While all of this is true, technology often gives us the opportunity to engage with each other when our times, spaces, and contexts do not align. This was reiterated by multiple disabled Twitter users when I asked my network: “why is online accessibility important to you?” For some, the importance of online accessibility boils down to just being able to exist in our society today; as @annieelainey noted, “the Internet has become a vital part of daily life; news, jobs, education, goods, etc…[and therefore] should be equally accessible to all!”. Other Twitter users, such as @DayAlMohamed and @alannarwhitney, pointed out that online accessibility is essential for those who need alternatives to common communication methods such as printed text or phones, and that when online information is not accessible, it is detrimental to people who need the Internet as a space where they can live, learn, and grow. In the words of @ChrisDisability: “Just because you have a disability doesn’t mean you shouldn’t be able to participate”.
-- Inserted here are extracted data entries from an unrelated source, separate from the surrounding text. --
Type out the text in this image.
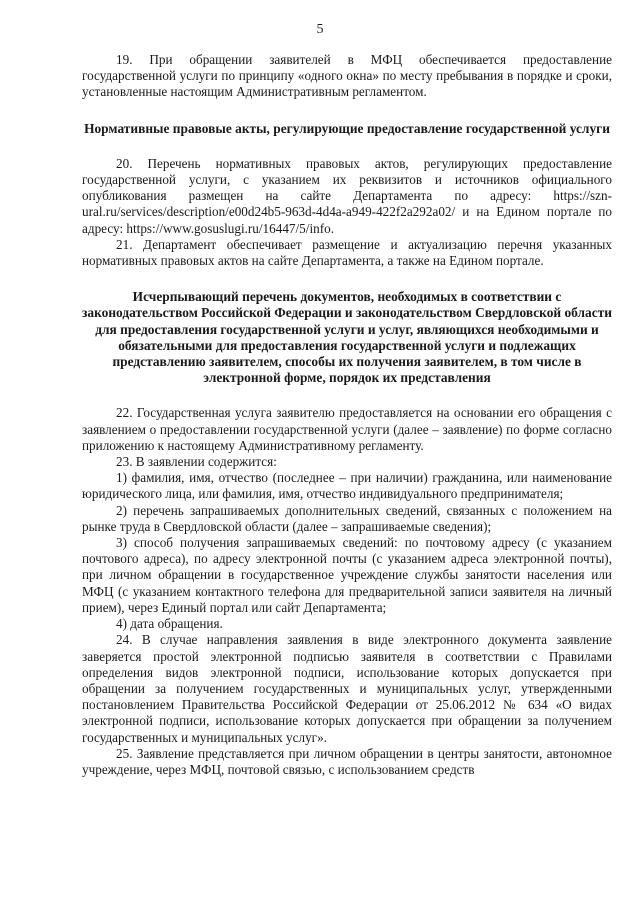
5

19. При обращении заявителей в МФЦ обеспечивается предоставление государственной услуги по принципу «одного окна» по месту пребывания в порядке и сроки, установленные настоящим Административным регламентом.

Нормативные правовые акты, регулирующие предоставление государственной услуги

20. Перечень нормативных правовых актов, регулирующих предоставление государственной услуги, с указанием их реквизитов и источников официального опубликования размещен на сайте Департамента по адресу: https://szn-ural.ru/services/description/e00d24b5-963d-4d4a-a949-422f2a292a02/ и на Едином портале по адресу: https://www.gosuslugi.ru/16447/5/info.

21. Департамент обеспечивает размещение и актуализацию перечня указанных нормативных правовых актов на сайте Департамента, а также на Едином портале.

Исчерпывающий перечень документов, необходимых в соответствии с законодательством Российской Федерации и законодательством Свердловской области для предоставления государственной услуги и услуг, являющихся необходимыми и обязательными для предоставления государственной услуги и подлежащих представлению заявителем, способы их получения заявителем, в том числе в электронной форме, порядок их представления

22. Государственная услуга заявителю предоставляется на основании его обращения с заявлением о предоставлении государственной услуги (далее – заявление) по форме согласно приложению к настоящему Административному регламенту.

23. В заявлении содержится:

1) фамилия, имя, отчество (последнее – при наличии) гражданина, или наименование юридического лица, или фамилия, имя, отчество индивидуального предпринимателя;

2) перечень запрашиваемых дополнительных сведений, связанных с положением на рынке труда в Свердловской области (далее – запрашиваемые сведения);

3) способ получения запрашиваемых сведений: по почтовому адресу (с указанием почтового адреса), по адресу электронной почты (с указанием адреса электронной почты), при личном обращении в государственное учреждение службы занятости населения или МФЦ (с указанием контактного телефона для предварительной записи заявителя на личный прием), через Единый портал или сайт Департамента;

4) дата обращения.

24. В случае направления заявления в виде электронного документа заявление заверяется простой электронной подписью заявителя в соответствии с Правилами определения видов электронной подписи, использование которых допускается при обращении за получением государственных и муниципальных услуг, утвержденными постановлением Правительства Российской Федерации от 25.06.2012 № 634 «О видах электронной подписи, использование которых допускается при обращении за получением государственных и муниципальных услуг».

25. Заявление представляется при личном обращении в центры занятости, автономное учреждение, через МФЦ, почтовой связью, с использованием средств
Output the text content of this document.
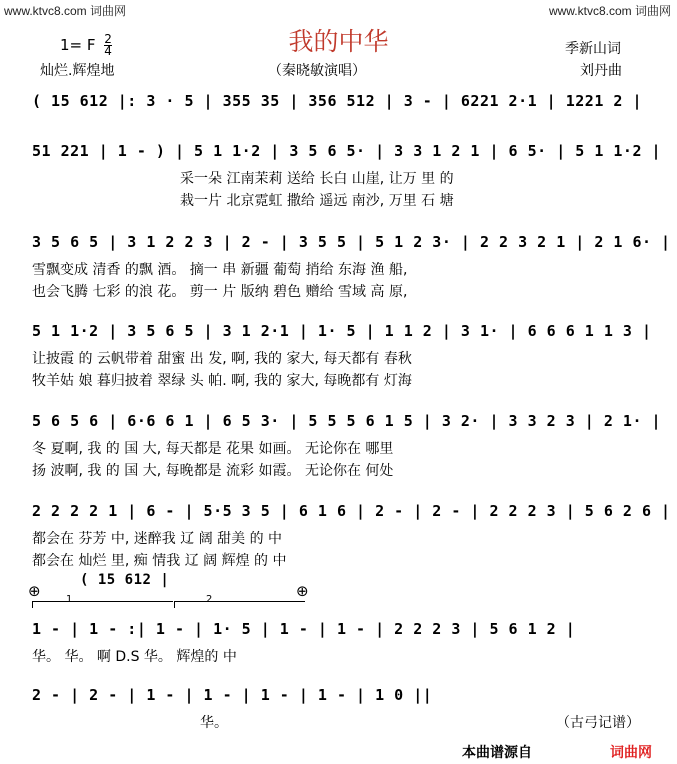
www.ktvc8.com 词曲网	www.ktvc8.com 词曲网
我的中华
1= F $\frac{2}{4}$
灿烂.辉煌地	（秦晓敏演唱）
季新山词
刘丹曲
( 15 612 |: 3 · 5 | 355 35 | 356 512 | 3 - | 6221 2·1 | 1221 2 |
51 221 | 1 - ) | 5 1 1·2 | 3 5 6 5· | 3 3 1 2 1 | 6 5· | 5 1 1·2 |
采一朵 江南茉莉 送给 长白 山崖, 让万 里 的
栽一片 北京霓虹 撒给 遥远 南沙, 万里 石 塘
3 5 6 5 | 3 1 2 2 3 | 2 - | 3 5 5 | 5 1 2 3· | 2 2 3 2 1 | 2 1 6· |
雪飘变成 清香 的飘 酒。 摘一 串 新疆 葡萄 捎给 东海 渔 船,
也会飞腾 七彩 的浪 花。 剪一 片 版纳 碧色 赠给 雪域 高 原,
5 1 1·2 | 3 5 6 5 | 3 1 2·1 | 1· 5 | 1 1 2 | 3 1· | 6 6 6 1 1 3 |
让披霞 的 云帆带着 甜蜜 出 发, 啊, 我的 家大, 每天都有 春秋
牧羊姑 娘 暮归披着 翠绿 头 帕. 啊, 我的 家大, 每晚都有 灯海
5 6 5 6 | 6·6 6 1 | 6 5 3· | 5 5 5 6 1 5 | 3 2· | 3 3 2 3 | 2 1· |
冬 夏啊, 我 的 国 大, 每天都是 花果 如画。 无论你在 哪里
扬 波啊, 我 的 国 大, 每晚都是 流彩 如霞。 无论你在 何处
2 2 2 2 1 | 6 - | 5·5 3 5 | 6 1 6 | 2 - | 2 - | 2 2 2 3 | 5 6 2 6 |
都会在 芬芳 中, 迷醉我 辽 阔 甜美 的 中
都会在 灿烂 里, 痴 情我 辽 阔 辉煌 的 中
⊕	⊕
( 15 612 |
1	2
1 - | 1 - :| 1 - | 1· 5 | 1 - | 1 - | 2 2 2 3 | 5 6 1 2 |
华。 华。 啊 D.S 华。 辉煌的 中
2 - | 2 - | 1 - | 1 - | 1 - | 1 - | 1 0 ||
华。	（古弓记谱）
本曲谱源自	词曲网
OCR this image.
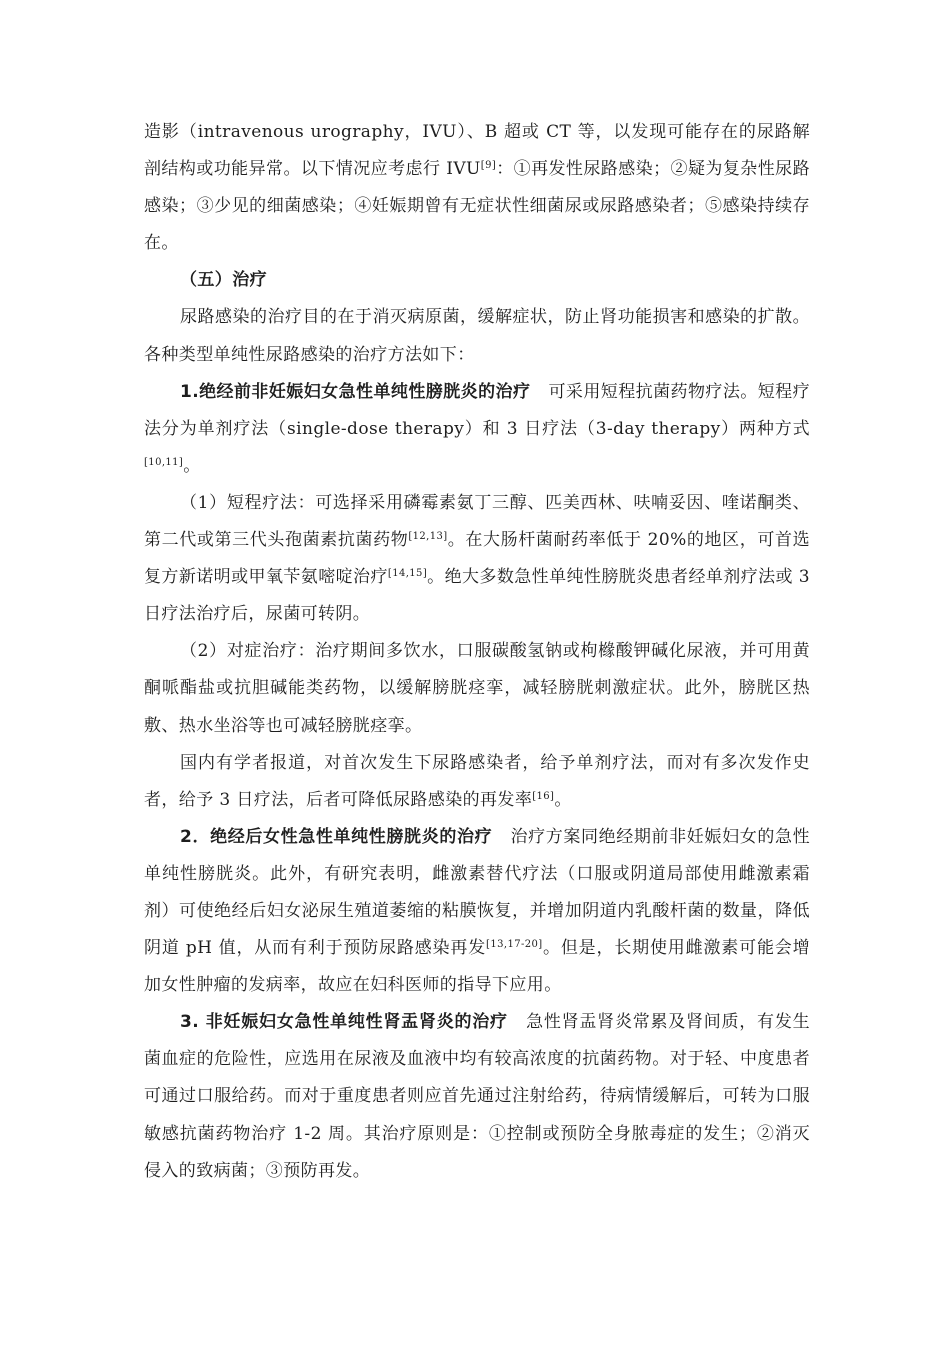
造影（intravenous urography，IVU）、B 超或 CT 等，以发现可能存在的尿路解剖结构或功能异常。以下情况应考虑行 IVU[9]：①再发性尿路感染；②疑为复杂性尿路感染；③少见的细菌感染；④妊娠期曾有无症状性细菌尿或尿路感染者；⑤感染持续存在。

（五）治疗

尿路感染的治疗目的在于消灭病原菌，缓解症状，防止肾功能损害和感染的扩散。各种类型单纯性尿路感染的治疗方法如下：

1.绝经前非妊娠妇女急性单纯性膀胱炎的治疗 可采用短程抗菌药物疗法。短程疗法分为单剂疗法（single-dose therapy）和 3 日疗法（3-day therapy）两种方式[10,11]。

（1）短程疗法：可选择采用磷霉素氨丁三醇、匹美西林、呋喃妥因、喹诺酮类、第二代或第三代头孢菌素抗菌药物[12,13]。在大肠杆菌耐药率低于 20%的地区，可首选复方新诺明或甲氧苄氨嘧啶治疗[14,15]。绝大多数急性单纯性膀胱炎患者经单剂疗法或 3 日疗法治疗后，尿菌可转阴。

（2）对症治疗：治疗期间多饮水，口服碳酸氢钠或枸橼酸钾碱化尿液，并可用黄酮哌酯盐或抗胆碱能类药物，以缓解膀胱痉挛，减轻膀胱刺激症状。此外，膀胱区热敷、热水坐浴等也可减轻膀胱痉挛。

国内有学者报道，对首次发生下尿路感染者，给予单剂疗法，而对有多次发作史者，给予 3 日疗法，后者可降低尿路感染的再发率[16]。

2．绝经后女性急性单纯性膀胱炎的治疗 治疗方案同绝经期前非妊娠妇女的急性单纯性膀胱炎。此外，有研究表明，雌激素替代疗法（口服或阴道局部使用雌激素霜剂）可使绝经后妇女泌尿生殖道萎缩的粘膜恢复，并增加阴道内乳酸杆菌的数量，降低阴道 pH 值，从而有利于预防尿路感染再发[13,17-20]。但是，长期使用雌激素可能会增加女性肿瘤的发病率，故应在妇科医师的指导下应用。

3. 非妊娠妇女急性单纯性肾盂肾炎的治疗 急性肾盂肾炎常累及肾间质，有发生菌血症的危险性，应选用在尿液及血液中均有较高浓度的抗菌药物。对于轻、中度患者可通过口服给药。而对于重度患者则应首先通过注射给药，待病情缓解后，可转为口服敏感抗菌药物治疗 1-2 周。其治疗原则是：①控制或预防全身脓毒症的发生；②消灭侵入的致病菌；③预防再发。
Therefore, the privilege of being able to participate in these important conversations is not lost on me. It’s important to remember that disability is diverse, even within those who are disabled. There are millions of disabled people who don’t have access to the technology or resources that would allow them to also take part in the online community that I have found to be so helpful in cultivating my identity as a proud, disabled person. The Pew Research Center reported in 2011 that “Fifty-four percent of adults living with a disability use the internet, compared with 81% of adults who report none of the disabilities listed in the [national] survey [conducted in September 2010].” The Center also notes that disabled folks are “more likely than other adults to live in lower-income households” and “to have low levels of education” than their able-bodied peers.
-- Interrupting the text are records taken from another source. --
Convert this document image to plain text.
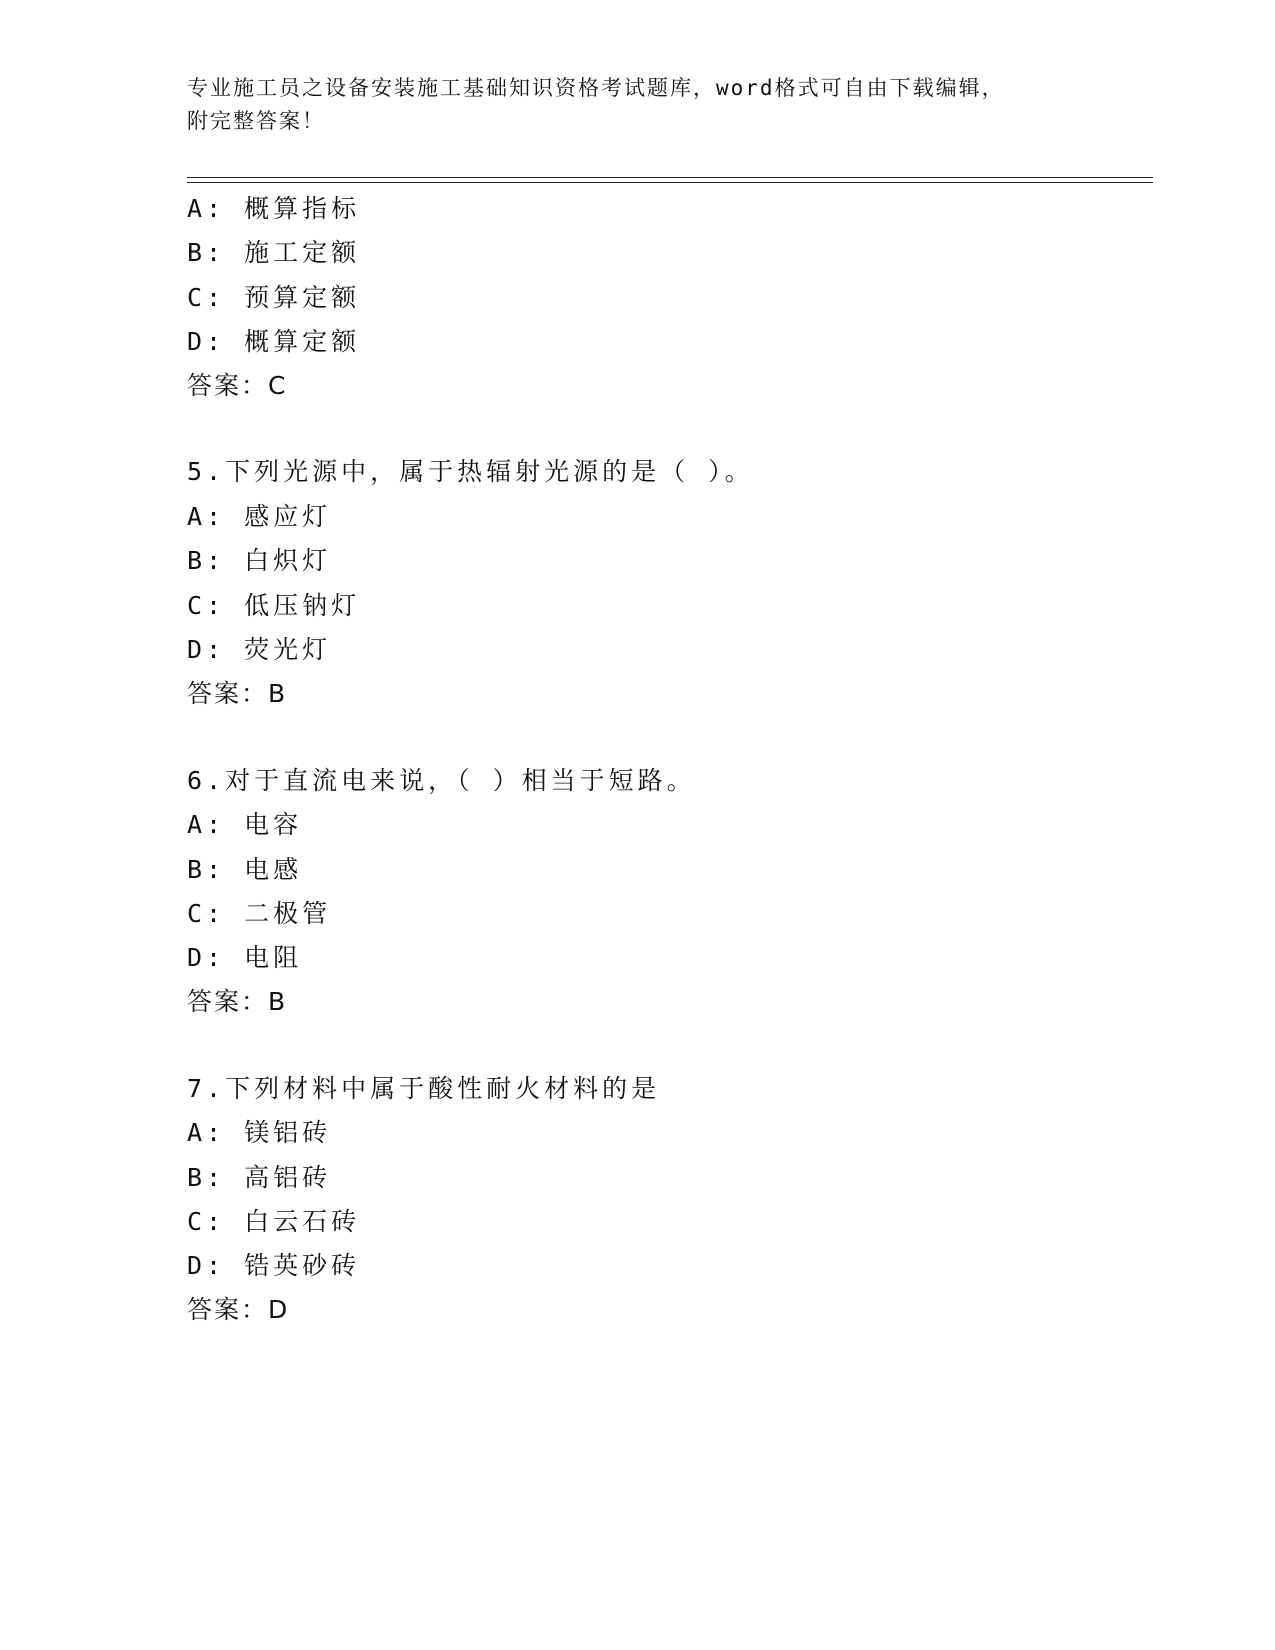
专业施工员之设备安装施工基础知识资格考试题库，word格式可自由下载编辑，
附完整答案！
A: 概算指标
B: 施工定额
C: 预算定额
D: 概算定额
答案：C
5.下列光源中，属于热辐射光源的是（ ）。
A: 感应灯
B: 白炽灯
C: 低压钠灯
D: 荧光灯
答案：B
6.对于直流电来说，（ ）相当于短路。
A: 电容
B: 电感
C: 二极管
D: 电阻
答案：B
7.下列材料中属于酸性耐火材料的是
A: 镁铝砖
B: 高铝砖
C: 白云石砖
D: 锆英砂砖
答案：D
These barriers–and others such as website accessibility, or even the availability of a computer–still exist for many disabled individuals, especially in the Global South. However, more people than ever before–one group being disabled people–are mobilizing around the issues that are important to them in both online and physical spaces. One week, it may be the portrayal of disability in a feature film, but the next week may bring about a more sobering conversation on the intersection of race, disability, and police brutality. We live in a special time where technology gives us the opportunity to form coalitions of ingroup and outgroup individuals that fight for equity and inclusion. The conversations, and connections, that we have online are real and matter.
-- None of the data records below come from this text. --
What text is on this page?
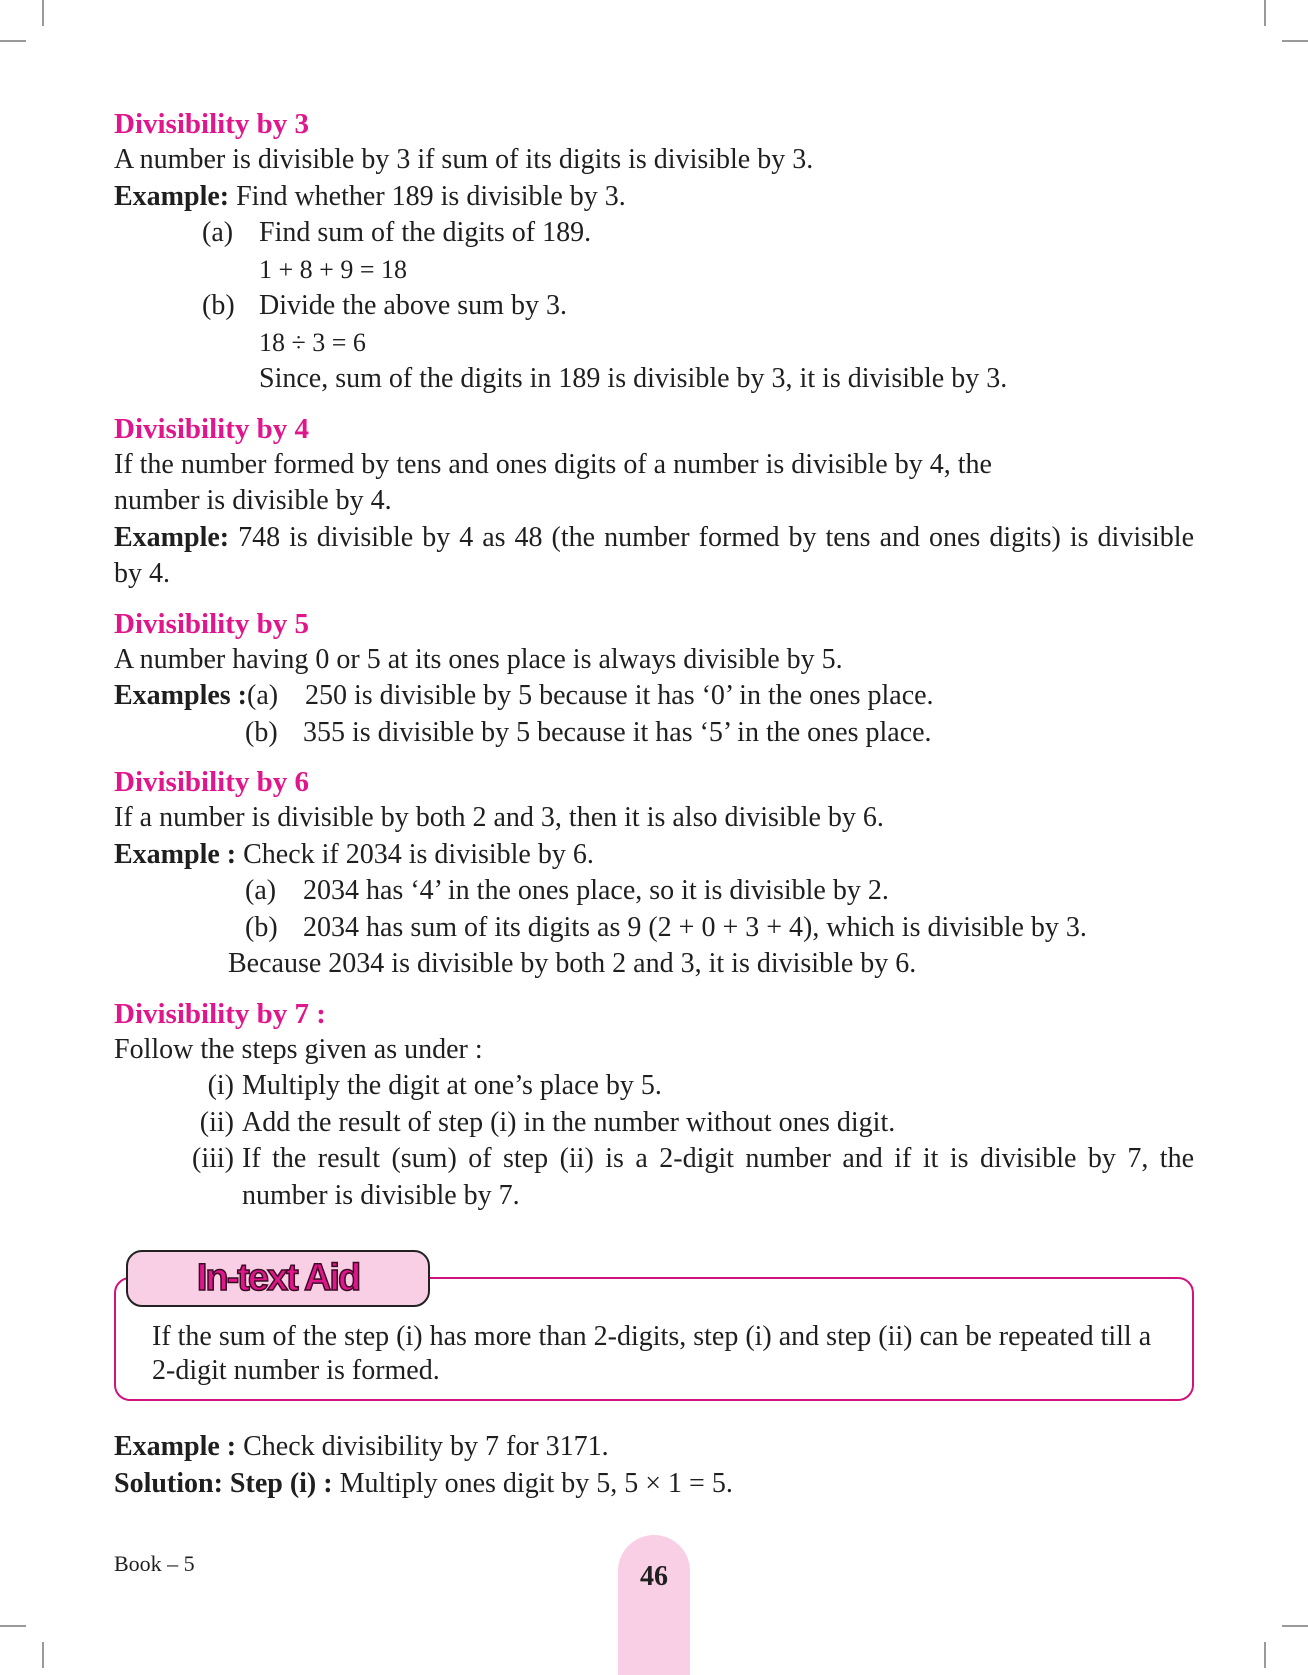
Divisibility by 3
A number is divisible by 3 if sum of its digits is divisible by 3.
Example: Find whether 189 is divisible by 3.
(a) Find sum of the digits of 189.
1 + 8 + 9 = 18
(b) Divide the above sum by 3.
18 ÷ 3 = 6
Since, sum of the digits in 189 is divisible by 3, it is divisible by 3.
Divisibility by 4
If the number formed by tens and ones digits of a number is divisible by 4, the number is divisible by 4.
Example: 748 is divisible by 4 as 48 (the number formed by tens and ones digits) is divisible by 4.
Divisibility by 5
A number having 0 or 5 at its ones place is always divisible by 5.
Examples :(a) 250 is divisible by 5 because it has ‘0’ in the ones place.
(b) 355 is divisible by 5 because it has ‘5’ in the ones place.
Divisibility by 6
If a number is divisible by both 2 and 3, then it is also divisible by 6.
Example : Check if 2034 is divisible by 6.
(a) 2034 has ‘4’ in the ones place, so it is divisible by 2.
(b) 2034 has sum of its digits as 9 (2 + 0 + 3 + 4), which is divisible by 3.
Because 2034 is divisible by both 2 and 3, it is divisible by 6.
Divisibility by 7 :
Follow the steps given as under :
(i) Multiply the digit at one’s place by 5.
(ii) Add the result of step (i) in the number without ones digit.
(iii) If the result (sum) of step (ii) is a 2-digit number and if it is divisible by 7, the number is divisible by 7.
In-text Aid
If the sum of the step (i) has more than 2-digits, step (i) and step (ii) can be repeated till a 2-digit number is formed.
Example : Check divisibility by 7 for 3171.
Solution: Step (i) : Multiply ones digit by 5, 5 × 1 = 5.
Book – 5	46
It’s a small thing, but an important one–the fact that I am able to do this work across time and distance, and for it to be welcomed by others. Of course, sometimes, the work isn’t welcomed by others and that’s ok: that’s a part of the educational process. But knowing that I have a community of my own, a community of diverse individuals–disabled, Black, LGBTQIA, Asian, women, etc.–behind me is not only empowering and self-esteem boosting, but fills me with pride for who I am: and as Twitter user @Rtmiss says, “…staying connected with friends is a vital part of keeping my mental health in balance.” My pride as a part of the disability community encourages me to be emboldened in my role as an educator, where I take every chance I have to discuss issues of disability with students, staff, and faculty.

My lived experience as a disabled, bisexual, Jewish man hasn’t always given me those feelings of pride and purpose. But through social media, I am able to educate peers, colleagues, and family members on disability rights issues and also connect with other disabled individuals. As someone who yearns to be an educator at the collegiate level and considers himself to be a life-long learner of everything except math (because math is HARD), I can’t help but to quote from the hit-musical Hamilton and say “Look around, look around, at how lucky we are to be alive right now”, for I live in an age where I can participate in educational discourse without being in “the (actual) room where it happens”.